Of course, there are places in the world where regular power is not taken for granted, and I'm not even talking about California.
And there are people in this city, more of them than you might expect, who live often or always without power, without stoves, without showers and sometimes without food or shelter at all. They come in every race, every gender, from children to senior citizens. Some of them are developmentally disabled, others brilliant. Some are mentally ill, some are down on their luck.
Some of them have jobs that simply don't pay enough.
And when the going gets "tough," they don't just jump in the SUV, gripe about the cost of gas, stop off at the nearest motel, take a dip in the pool, munch on Domino's and feel vaguely out of sorts. They sleep in shelters or on the streets. They eat from one of various local food shelves or soup kitchens. They rely on the kindness of church groups and kindhearted strangers and a trickle of tax money.
We pass these people every day, but we rarely see their faces or hear their stories.

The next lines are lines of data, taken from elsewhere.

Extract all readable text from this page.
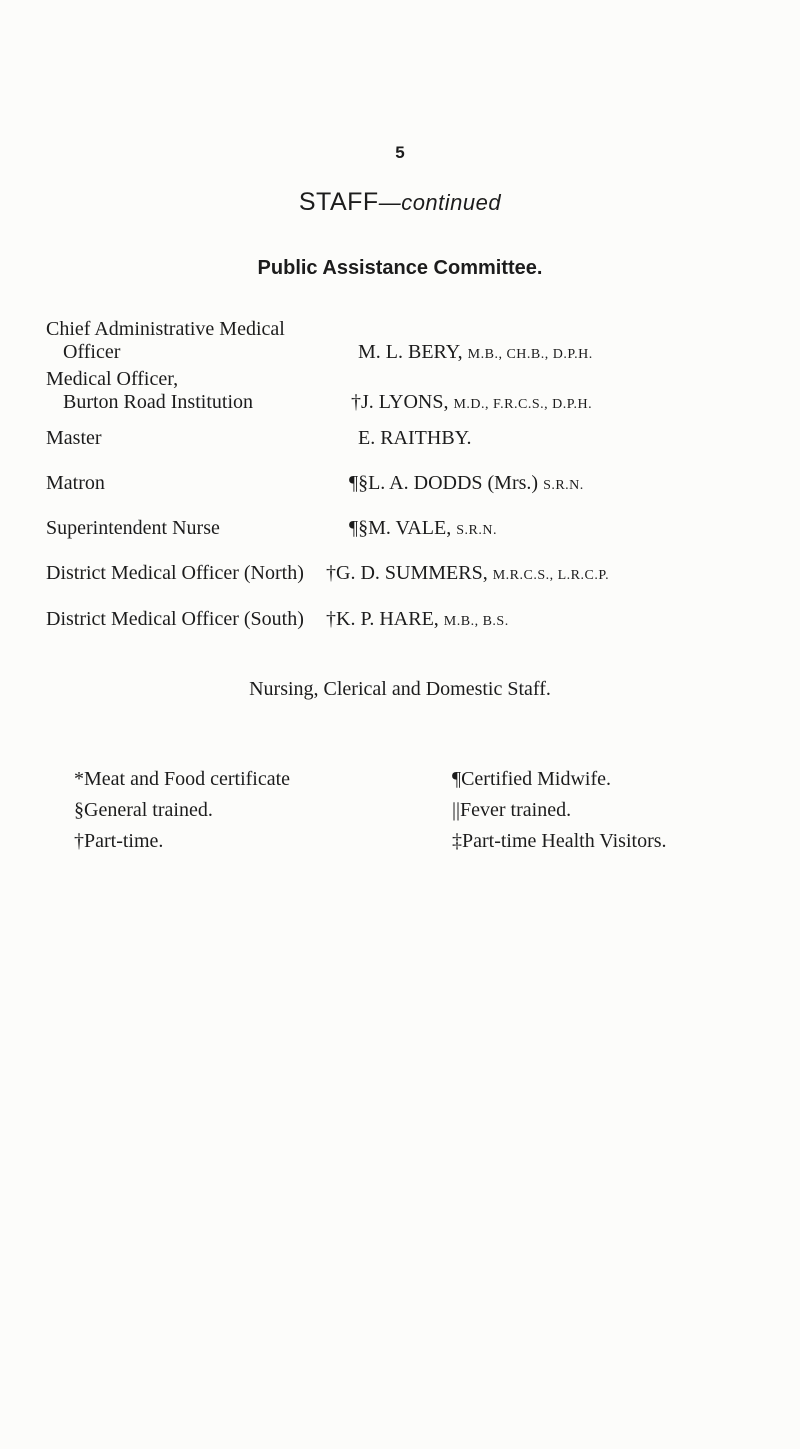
5
STAFF—continued
Public Assistance Committee.
Chief Administrative Medical
Officer	M. L. BERY, M.B., CH.B., D.P.H.
Medical Officer,
Burton Road Institution	†J. LYONS, M.D., F.R.C.S., D.P.H.
Master	E. RAITHBY.
Matron	¶§L. A. DODDS (Mrs.) S.R.N.
Superintendent Nurse	¶§M. VALE, S.R.N.
District Medical Officer (North) †G. D. SUMMERS, M.R.C.S., L.R.C.P.
District Medical Officer (South) †K. P. HARE, M.B., B.S.
Nursing, Clerical and Domestic Staff.
*Meat and Food certificate
§General trained.
†Part-time.
¶Certified Midwife.
||Fever trained.
‡Part-time Health Visitors.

Why don't we think about them?
Of course I'm heartened to see the way Duluth pulled together for this trying adventure. As the week progressed, quite a few folks remained without power, and I'm guessing many discovered or rediscovered what good neighbors they have.
What I'm proposing is extending our neighborliness. I believe thinking back a week or so should be a reminder to think about the people who live like that day in and day out. They are our neighbors, too.
There are many ways to get involved helping out the homeless and the hungry in Duluth, but they won't necessarily come looking for you. Please consider doing something: If you're in a position to do it -- and most of us are -- pick a favorite charitable organization and donate a bag of groceries or a few hours of your day. Remember the neighbors we always forget -- the ones who live every day the way we did the night we had it rough.